Another great way to see the refuge is to climb into your canoe, kayak, or boat and paddle an 11 mile loop, down the Missisquoi River, past Shad Island, then southeast along the shores of Gander and Goose Bays. Continue up Dead Creek to the Missisquoi River and back downstream to your launching point. Before launching, check with refuge headquarters for current boating conditions.

Paddling down the Missisquoi River is an adventure in itself, but an added treat awaits you where the river empties into Lake Champlain. Shad Island is home to the largest great blue heron rookery in Vermont. In shoreline trees, herons erect stick nests, often several per tree, and raise their young in a raucous congregation. The sight of these graceful, long-legged birds - most typically seen silently anchored to the water's edge - high up in the trees, squawking gutturally, regurgitating fish to their gangly young, will amply reward your paddling efforts. Please observe refuge signs. Some areas of the refuge are closed, including Shad Island to protect nesting birds and other wildlife. Please give basking turtles a wide berth so they may bask undisturbed.

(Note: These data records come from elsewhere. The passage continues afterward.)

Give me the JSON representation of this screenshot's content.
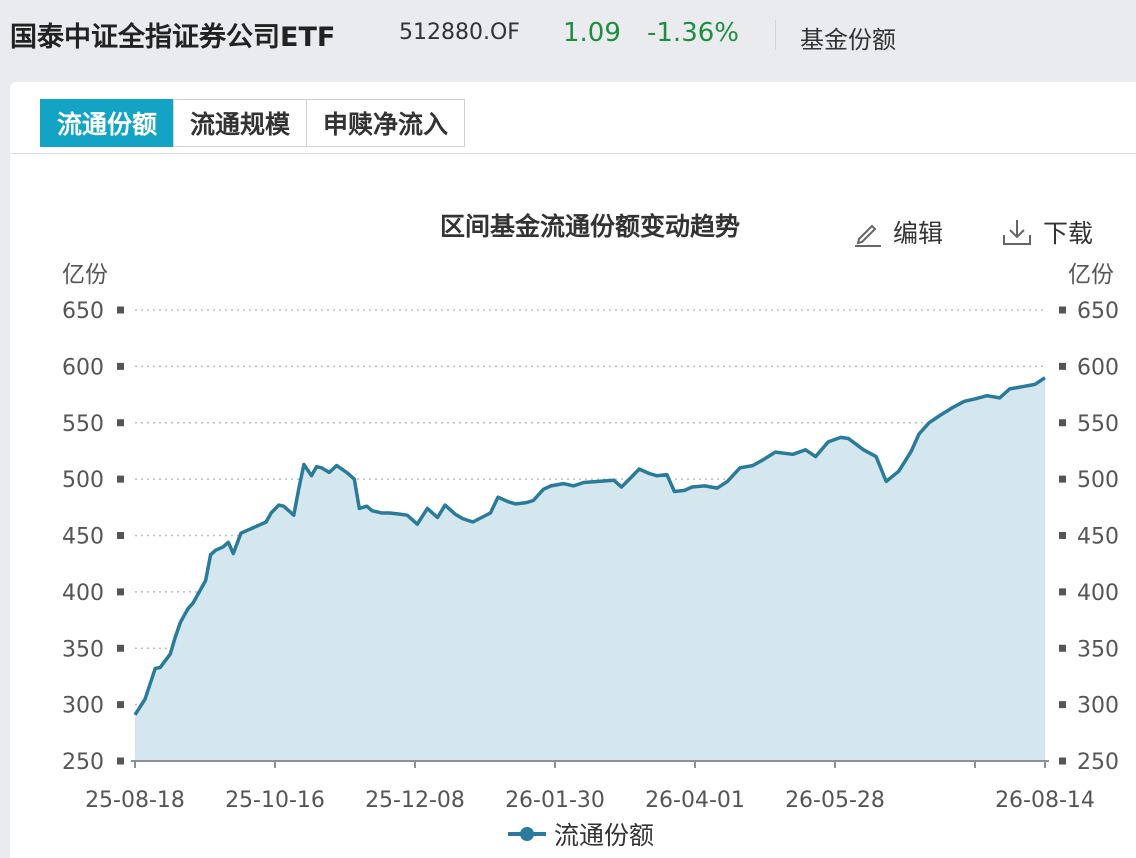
{
  "header": {
    "fund_name": "国泰中证全指证券公司ETF",
    "fund_code": "512880.OF",
    "price": "1.09",
    "change": "-1.36%",
    "section": "基金份额"
  },
  "tabs": [
    {
      "label": "流通份额",
      "active": true
    },
    {
      "label": "流通规模",
      "active": false
    },
    {
      "label": "申赎净流入",
      "active": false
    }
  ],
  "toolbar": {
    "edit_label": "编辑",
    "download_label": "下载"
  },
  "colors": {
    "line": "#2a7a9b",
    "area": "#d4e6ee",
    "accent": "#13a3c5",
    "up_down_green": "#1e8e3e"
  },
  "chart_data": {
    "type": "area",
    "title": "区间基金流通份额变动趋势",
    "ylabel_left": "亿份",
    "ylabel_right": "亿份",
    "ylim": [
      250,
      650
    ],
    "y_ticks": [
      "250",
      "300",
      "350",
      "400",
      "450",
      "500",
      "550",
      "600",
      "650"
    ],
    "x_ticks": [
      "25-08-18",
      "25-10-16",
      "25-12-08",
      "26-01-30",
      "26-04-01",
      "26-05-28",
      "26-08-14"
    ],
    "legend": "流通份额",
    "legend_position": "bottom-center",
    "grid": true,
    "series": [
      {
        "name": "流通份额",
        "x": [
          "25-08-18",
          "25-08-22",
          "25-08-26",
          "25-08-28",
          "25-09-01",
          "25-09-03",
          "25-09-05",
          "25-09-08",
          "25-09-10",
          "25-09-12",
          "25-09-15",
          "25-09-17",
          "25-09-19",
          "25-09-22",
          "25-09-24",
          "25-09-26",
          "25-09-29",
          "25-10-09",
          "25-10-11",
          "25-10-14",
          "25-10-16",
          "25-10-20",
          "25-10-22",
          "25-10-24",
          "25-10-27",
          "25-10-29",
          "25-10-31",
          "25-11-03",
          "25-11-06",
          "25-11-10",
          "25-11-13",
          "25-11-15",
          "25-11-18",
          "25-11-20",
          "25-11-24",
          "25-11-27",
          "25-12-01",
          "25-12-04",
          "25-12-08",
          "25-12-12",
          "25-12-16",
          "25-12-19",
          "25-12-23",
          "25-12-26",
          "25-12-30",
          "26-01-06",
          "26-01-09",
          "26-01-13",
          "26-01-16",
          "26-01-20",
          "26-01-23",
          "26-01-27",
          "26-01-30",
          "26-02-04",
          "26-02-08",
          "26-02-12",
          "26-02-24",
          "26-02-27",
          "26-03-03",
          "26-03-06",
          "26-03-10",
          "26-03-13",
          "26-03-17",
          "26-03-20",
          "26-03-24",
          "26-03-27",
          "26-04-01",
          "26-04-06",
          "26-04-10",
          "26-04-15",
          "26-04-20",
          "26-04-24",
          "26-04-29",
          "26-05-06",
          "26-05-11",
          "26-05-15",
          "26-05-20",
          "26-05-25",
          "26-05-28",
          "26-06-03",
          "26-06-08",
          "26-06-12",
          "26-06-17",
          "26-06-22",
          "26-06-25",
          "26-06-29",
          "26-07-03",
          "26-07-08",
          "26-07-13",
          "26-07-17",
          "26-07-22",
          "26-07-27",
          "26-07-31",
          "26-08-05",
          "26-08-10",
          "26-08-14"
        ],
        "values": [
          291,
          305,
          332,
          333,
          345,
          360,
          373,
          385,
          390,
          398,
          410,
          433,
          437,
          440,
          444,
          434,
          452,
          462,
          470,
          477,
          476,
          468,
          492,
          513,
          503,
          511,
          510,
          506,
          512,
          506,
          500,
          474,
          476,
          472,
          470,
          470,
          469,
          468,
          460,
          474,
          466,
          477,
          469,
          465,
          462,
          470,
          484,
          480,
          478,
          479,
          481,
          491,
          494,
          496,
          494,
          497,
          499,
          493,
          502,
          509,
          505,
          503,
          504,
          489,
          490,
          493,
          494,
          492,
          498,
          510,
          512,
          517,
          524,
          522,
          526,
          520,
          533,
          537,
          536,
          526,
          520,
          498,
          507,
          525,
          540,
          550,
          556,
          563,
          569,
          571,
          574,
          572,
          580,
          582,
          584,
          590
        ]
      }
    ]
  }
}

Hints for Enjoying Your Visit

Take your binoculars. Most wildlife is wary of humans. Binoculars will help you get a close-up view without creating a disturbance.

Bring your field guides. Wildlife and wildflower identification books will help you learn the identities of some of the more common native flora and fauna. Inquire at the refuge office for loaner guides.

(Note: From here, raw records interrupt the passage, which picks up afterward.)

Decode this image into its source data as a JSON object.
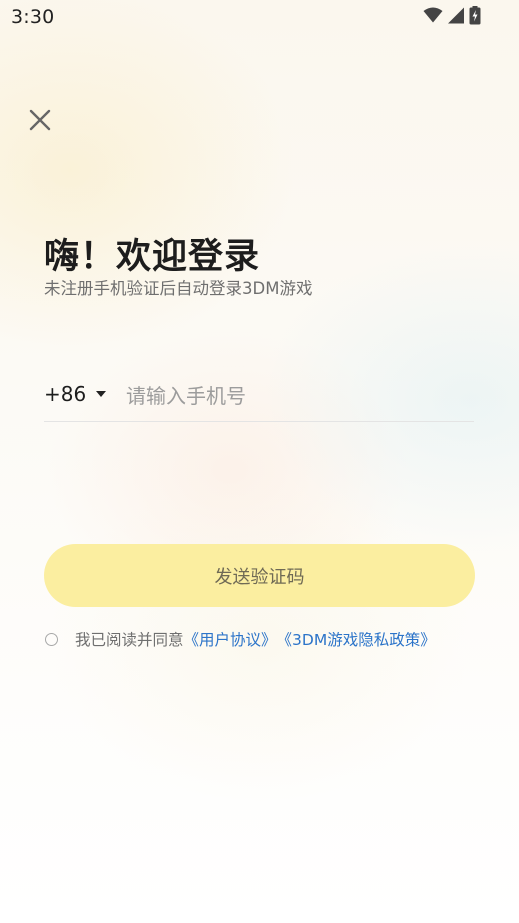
{
  "status_bar": {
    "time": "3:30",
    "icons": [
      "wifi-icon",
      "cellular-signal-icon",
      "battery-charging-icon"
    ]
  },
  "header": {
    "close_icon": "close-icon"
  },
  "main": {
    "title": "嗨！欢迎登录",
    "subtitle": "未注册手机验证后自动登录3DM游戏",
    "phone": {
      "country_code": "+86",
      "value": "",
      "placeholder": "请输入手机号"
    },
    "send_code_label": "发送验证码",
    "agreement": {
      "prefix": "我已阅读并同意",
      "user_agreement": "《用户协议》",
      "privacy_policy": "《3DM游戏隐私政策》",
      "checked": false
    }
  },
  "colors": {
    "button_bg": "#fbeea0",
    "link": "#2c74c9",
    "title_text": "#1d1d1d",
    "secondary_text": "#6f6f6f"
  }
}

Start early and stay late. You are more likely to see wildlife activity if you take a walk early in the morning or late in the afternoon.

Observe carefully. Remember, animals blend in with their surroundings. Walk slowly and look closely. Animals are unpredictable and not always seen.

Bring along insect repellent. Biting insects can be a nuisance during the summer months.

Stay on established trail. This helps prevent accidents and lessens environmental damage.

Watch for Poison ivy. It has three leaflets, is shiny, and is sometimes tinged red. It can be found as a woody vine covering the ground or clinging to trees. Although it is a nuisance to man, its berries are a valuable food source for many birds.

Dress appropriately. Trails are wet from April through June so shin-height boots are recommended. During these wet periods, traces of deer, raccoon and fox are often very visible.

Some Important Rules

Collecting of any kind and disturbing or feeding wildlife is against the law. Feeding wildlife is dangerous and prohibited.

The nature trails are open to walking only. No biking is allowed on trails.

The refuge is open to managed hunts during certain times of the year. A refuge hunt permit is required. A safety zone is established around the trails.

Dogs must be kept and controlled on a leash no longer than 10 feet.

Don't litter. Litter is ugly and no one wants to look at it. But there's another reason not to litter: animals may eat the garbage left on the ground, whether it is edible or not. Since most human litter is from food and food wrappings, the garbage smells like something to eat. Animals try to do so, but can become ill and may even die.